_jeanne_dark_ @Théâtre de la Commune, le 04 Octobre 2020

 

© Marion Siéfert

En 2018 déjà, le binôme Marion Siéfert / Helena de Laurens questionnait l'adolescence dans le spectacle Le grand sommeil (souvenir ici) dans le même cadre du Festival d'Automne dans les mêmes murs - seule la salle diffère -. Cette fois, le duo féminin décide de jouer sur les planches ET le virtuel, plus particulièrement sur le réseau social Instagram - qui fête en 2020 ses 10 ans -. Helena de Laurens entre sur le plateau blanc vêtue d'un anorak vert qu'elle délaissera. On ne voit pas son visage, seule sa chevelure brune dépasse de la capuche. Sans un mot, elle active le direct. Son visage est désormais visible de tous les spectateurs par le biais de deux écrans latéraux. 

On retrouve Jeanne. Mais cette fois, Jeanne est l'aînée d'une fratrie de trois enfants, de parents "cathos", elle vit dans une banlieue pavillonnaire d'Orléans. Si on fait allusion à Jeanne d'Arc, d'une certaine manière elle entend aussi des voix. Malheureusement pour elle, porteuses de railleries autour de sa virginité. L'adolescence, l'âge ingrat par excellence. Elle décide de se raconter, le temps d'un "live" Instagram. Et ce live Instagram est accessible à des spectateurs extérieurs au plateau qui, en se connectant au compte créée pour l'occasion "_jeanne_dark_",  assistent à la représentation. 

Tantôt sur trépied tantôt dans la main, le téléphone enregistre les métamorphoses grâce aux filtres (masques vidéos en réalité augmentée), les danses, des pétages de plombs et autres émotions fortes de l'ado. Aucun autre personnage ne l'accompagne. Elle est seule face à tous. Sa mère n'interviendra que par le biais de SMS en ouverture et vocalement en clôture. 

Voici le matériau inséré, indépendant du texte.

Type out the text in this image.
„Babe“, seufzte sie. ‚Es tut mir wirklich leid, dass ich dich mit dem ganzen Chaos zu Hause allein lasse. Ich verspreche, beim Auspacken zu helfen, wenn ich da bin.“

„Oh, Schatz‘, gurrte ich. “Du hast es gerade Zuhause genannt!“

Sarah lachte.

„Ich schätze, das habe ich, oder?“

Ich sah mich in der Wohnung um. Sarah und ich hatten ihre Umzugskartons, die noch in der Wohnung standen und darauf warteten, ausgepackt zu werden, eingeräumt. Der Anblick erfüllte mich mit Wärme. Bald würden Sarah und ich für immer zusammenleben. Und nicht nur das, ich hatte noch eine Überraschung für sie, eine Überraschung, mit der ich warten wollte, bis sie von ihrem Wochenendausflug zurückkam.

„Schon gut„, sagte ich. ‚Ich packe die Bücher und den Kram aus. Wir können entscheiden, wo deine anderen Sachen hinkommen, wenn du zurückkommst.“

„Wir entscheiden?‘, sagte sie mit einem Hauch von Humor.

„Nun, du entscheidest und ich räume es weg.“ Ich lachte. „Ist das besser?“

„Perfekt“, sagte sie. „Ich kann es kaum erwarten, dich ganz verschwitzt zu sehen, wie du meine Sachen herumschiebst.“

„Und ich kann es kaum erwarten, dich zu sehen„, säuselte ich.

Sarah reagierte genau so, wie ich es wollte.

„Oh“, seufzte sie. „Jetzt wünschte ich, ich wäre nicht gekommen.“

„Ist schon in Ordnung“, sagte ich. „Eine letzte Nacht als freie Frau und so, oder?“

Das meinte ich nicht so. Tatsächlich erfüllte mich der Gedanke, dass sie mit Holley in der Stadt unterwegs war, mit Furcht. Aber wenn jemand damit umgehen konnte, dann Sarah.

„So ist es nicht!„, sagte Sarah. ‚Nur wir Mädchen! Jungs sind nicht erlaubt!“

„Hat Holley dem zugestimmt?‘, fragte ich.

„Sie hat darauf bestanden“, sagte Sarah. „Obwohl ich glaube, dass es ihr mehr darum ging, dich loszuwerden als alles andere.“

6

L'exercice est complexe : se voir pendant 1h30 sans avoir à se regarder, se confronter aux regards des autres en sachant pertinemment qu'une partie d'entre eux ne sont pas présents physiquement - certains spectateurs se manifestent par messages ou par simples envois de smileys ou emojis -. Très vite, on se concentre sur les écrans, pour la voir elle et parfois, on détourne le regard pour le porter sur le plateau pour la regarder se déplacer. La danseuse Helena de Laurens a su donner à son personnage une véritable dégaine qui lui est propre. Le binôme de filles signe un objet théâtral totalement inédit qui fonctionne à merveille et qui réussira peut-être le pari de faire venir les plus jeunes au théâtre. 


 

Gold Shower @Maison de la musique - Nanterre, le 02 Octobre 2020

 

© ADELAP

Gold Shower est avant tout une rencontre de corps, d'univers, de génération. Il serait bien réducteur de parler d'une création d'un jeune danseur et d'un vieux pour parler de François Chaignaud et d'Akaji Maro. La danse contemporaine flirte avec une danse ancestrale. Et le résultat de ce mélange est de toute beauté. 

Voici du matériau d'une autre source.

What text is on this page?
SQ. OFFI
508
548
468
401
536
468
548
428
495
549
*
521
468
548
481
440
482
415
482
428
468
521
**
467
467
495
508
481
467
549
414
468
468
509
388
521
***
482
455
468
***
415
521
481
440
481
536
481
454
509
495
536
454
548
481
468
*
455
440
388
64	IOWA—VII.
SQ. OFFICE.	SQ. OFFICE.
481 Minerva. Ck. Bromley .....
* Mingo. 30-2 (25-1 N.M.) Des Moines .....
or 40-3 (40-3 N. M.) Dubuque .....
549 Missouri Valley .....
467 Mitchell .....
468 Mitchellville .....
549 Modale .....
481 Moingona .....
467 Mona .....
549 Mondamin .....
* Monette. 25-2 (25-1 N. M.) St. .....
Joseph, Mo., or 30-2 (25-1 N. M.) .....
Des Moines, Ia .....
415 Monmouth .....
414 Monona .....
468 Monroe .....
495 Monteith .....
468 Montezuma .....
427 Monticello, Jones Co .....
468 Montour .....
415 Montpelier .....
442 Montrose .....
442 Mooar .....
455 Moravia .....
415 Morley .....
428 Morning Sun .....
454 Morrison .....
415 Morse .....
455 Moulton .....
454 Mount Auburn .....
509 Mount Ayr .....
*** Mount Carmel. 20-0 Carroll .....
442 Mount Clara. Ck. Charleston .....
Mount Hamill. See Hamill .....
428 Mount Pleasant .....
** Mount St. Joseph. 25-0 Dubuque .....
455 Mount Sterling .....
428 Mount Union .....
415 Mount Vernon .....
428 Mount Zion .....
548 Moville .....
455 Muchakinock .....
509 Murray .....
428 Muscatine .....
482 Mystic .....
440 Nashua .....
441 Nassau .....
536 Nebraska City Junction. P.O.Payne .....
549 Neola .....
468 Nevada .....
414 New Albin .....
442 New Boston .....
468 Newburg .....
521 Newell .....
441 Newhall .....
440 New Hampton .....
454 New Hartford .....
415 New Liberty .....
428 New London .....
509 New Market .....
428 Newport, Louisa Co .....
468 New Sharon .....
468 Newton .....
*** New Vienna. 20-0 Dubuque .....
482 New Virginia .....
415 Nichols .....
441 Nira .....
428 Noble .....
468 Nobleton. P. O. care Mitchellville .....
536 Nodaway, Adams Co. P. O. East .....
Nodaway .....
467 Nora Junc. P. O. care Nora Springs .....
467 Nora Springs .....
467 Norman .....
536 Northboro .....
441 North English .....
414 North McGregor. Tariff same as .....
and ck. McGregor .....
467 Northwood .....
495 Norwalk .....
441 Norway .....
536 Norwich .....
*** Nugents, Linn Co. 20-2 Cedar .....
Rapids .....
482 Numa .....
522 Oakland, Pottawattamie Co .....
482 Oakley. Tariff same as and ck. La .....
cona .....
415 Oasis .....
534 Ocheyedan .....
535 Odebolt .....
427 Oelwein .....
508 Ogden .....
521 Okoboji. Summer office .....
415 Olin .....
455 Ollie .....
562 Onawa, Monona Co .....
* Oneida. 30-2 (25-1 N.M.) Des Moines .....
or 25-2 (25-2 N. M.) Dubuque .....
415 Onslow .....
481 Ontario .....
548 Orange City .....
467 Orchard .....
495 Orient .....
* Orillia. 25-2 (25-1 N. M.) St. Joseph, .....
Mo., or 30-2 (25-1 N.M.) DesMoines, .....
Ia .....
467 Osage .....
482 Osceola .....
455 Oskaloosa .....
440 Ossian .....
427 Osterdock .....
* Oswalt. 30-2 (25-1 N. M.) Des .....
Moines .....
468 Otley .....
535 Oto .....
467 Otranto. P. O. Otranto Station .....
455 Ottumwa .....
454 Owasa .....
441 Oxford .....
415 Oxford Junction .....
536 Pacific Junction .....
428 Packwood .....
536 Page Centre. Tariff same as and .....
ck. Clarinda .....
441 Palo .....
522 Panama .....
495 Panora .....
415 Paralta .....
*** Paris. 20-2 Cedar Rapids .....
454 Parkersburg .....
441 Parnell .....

Akaji Maro entre le premier sur le plateau, sa silhouette blanche est très légèrement éclairée. Il longe la scène avec une grande légèreté, tel un fantôme. François Chaignaud doré émerge du bassin avec une coiffe elle aussi dorée digne d'une couronne de laurier, le tout dans un cri sans bruit. Au bord du bassin, les deux hommes se retrouvent, jouent ensemble, se séduisent, s'apprivoisent. En lui tendant un miroir, Akaji Maro donne l'impression de devenir Echo qui tombe sous le charme de Narcisse. Les deux deviennent finalement un couple complice qui offre des moments d'une grande variété de registres. 

Lorsque Chaignaud se retrouve corseté, Majo s'assure du bon laçage, le promène sur le plateau. Quelques mouvements, qu'on croirait empruntés au flamenco, font vibrer intérieurement. Les deux danseurs jouent sur leurs différences et s'associent pour un spectacle avec une grande sensualité et beaucoup d'humour - les 2 finissent par uriner dans le bassin comme des mômes - jusqu'aux saluts clownesques dans leurs burlesques costumes floraux sur fond de musique de cirque. La sensation que l'un comme l'autre poursuit son apprentissage.